Besides helping us get the bigger picture, the Itihasa-Purana can have a strong impact on the neural pathways too. Neurocognitive scientists have categorized memory based on various functionalities. Of these categories, episodic and semantic memories are relevant to this context. While semantic memory deals with remembering things based on facts, episodic memory helps to remember autobiographical events through feeling i.e emotions are attached to the memory. Though the Itihasa-Purana are not exactly autobiographical events of the sadhaka, they present history blended with rasas (emotions) that assist better retention and transformation of the sadhaka. Neuroscience says that those events that are recorded in the episodic memory trigger episodic learning i.e a behavioral transformation occur due to the event.
Tulving has seminally defined three key properties of episodic memory recollection. These are a subjective sense of time (or mental time travel), connection to the self, and autonoetic consciousness. Autonoetic consciousness refers to a special kind of consciousness that accompanies the act of remembering which enables an individual to be aware of the self in a subjective time. Autonoetic consciousness involves processes like mental time-travel, episodic future projection and thinking. Offered in an immersive manner, Itihasa-Purana can enable vicarious learning thereby transforming the behavior of the sadhaka.
The experiment on Neuroscience of Sanskrit Effect became quite popular in social media. The scientist observed, in the pandits who chanted, at least 10 percent more grey matter and numerous regions in the brain that were larger than normal. The results are amazing in many aspects. This research is interesting and relevant because, though through the phala sruti of the various texts we know that they chanting them lead to chitta shuddi and mukti, to neuroscientifically observe the benefits is exciting in the modern context and this increases the conviction of many who are looking at scientific proofs.

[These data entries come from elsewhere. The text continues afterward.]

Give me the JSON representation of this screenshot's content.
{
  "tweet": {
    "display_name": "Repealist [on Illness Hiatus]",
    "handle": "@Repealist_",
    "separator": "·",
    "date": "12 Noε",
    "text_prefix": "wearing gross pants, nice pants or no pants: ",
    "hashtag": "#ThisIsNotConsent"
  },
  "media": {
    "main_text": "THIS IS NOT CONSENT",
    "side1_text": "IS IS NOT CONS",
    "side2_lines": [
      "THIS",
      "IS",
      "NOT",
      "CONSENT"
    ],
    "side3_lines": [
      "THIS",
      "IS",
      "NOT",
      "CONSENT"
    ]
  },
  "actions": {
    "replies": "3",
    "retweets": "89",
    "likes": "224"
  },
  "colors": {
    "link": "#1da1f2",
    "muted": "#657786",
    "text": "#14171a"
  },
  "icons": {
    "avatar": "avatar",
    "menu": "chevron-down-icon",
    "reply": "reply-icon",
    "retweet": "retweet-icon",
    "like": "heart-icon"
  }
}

Paul Zak, in his paper titled Why Inspiring Stories Make Us React: The Neuroscience of Narrative, talks of his personal experience of watching a certain movie and the neuroscience behind the behavior of numerous people who watched the movie clippings as a part of an experiment. He found that immersive stories release oxytocin in the brain which alter the attitudes, beliefs and behavior of the listener. His current research has shown that oxytocin is responsible for virtuous behaviors, working as the brain’s “moral molecule.” Both the Sanskrit Effect research and Zak’s research give us insights into the benefits that Itihasa-Purana offer, especially when narrated in an experiential mode blended with story-telling, chanting, philosophical insights and historical narratives, similar to Ugrasrava Sauti’s narration of the Mahabharata in Naimisharanya.
While the benefits of the Itihasa-Purana go much beyond neuroscience, furthering research along these lines can help develop a contemporary understanding and appreciation for these deep works. This can also lead to multidisciplinary research areas that combine ancient and modern knowledge to solve problems that society faces today. This will also assist the building of the Indian Grand Narrative by weaving the Indic view of cosmology, formation of life forms, genealogy, time scales and philosophical systems. May be contemporary re-exploration of the Itihasa-Purana can pave way for an Indic Big History project!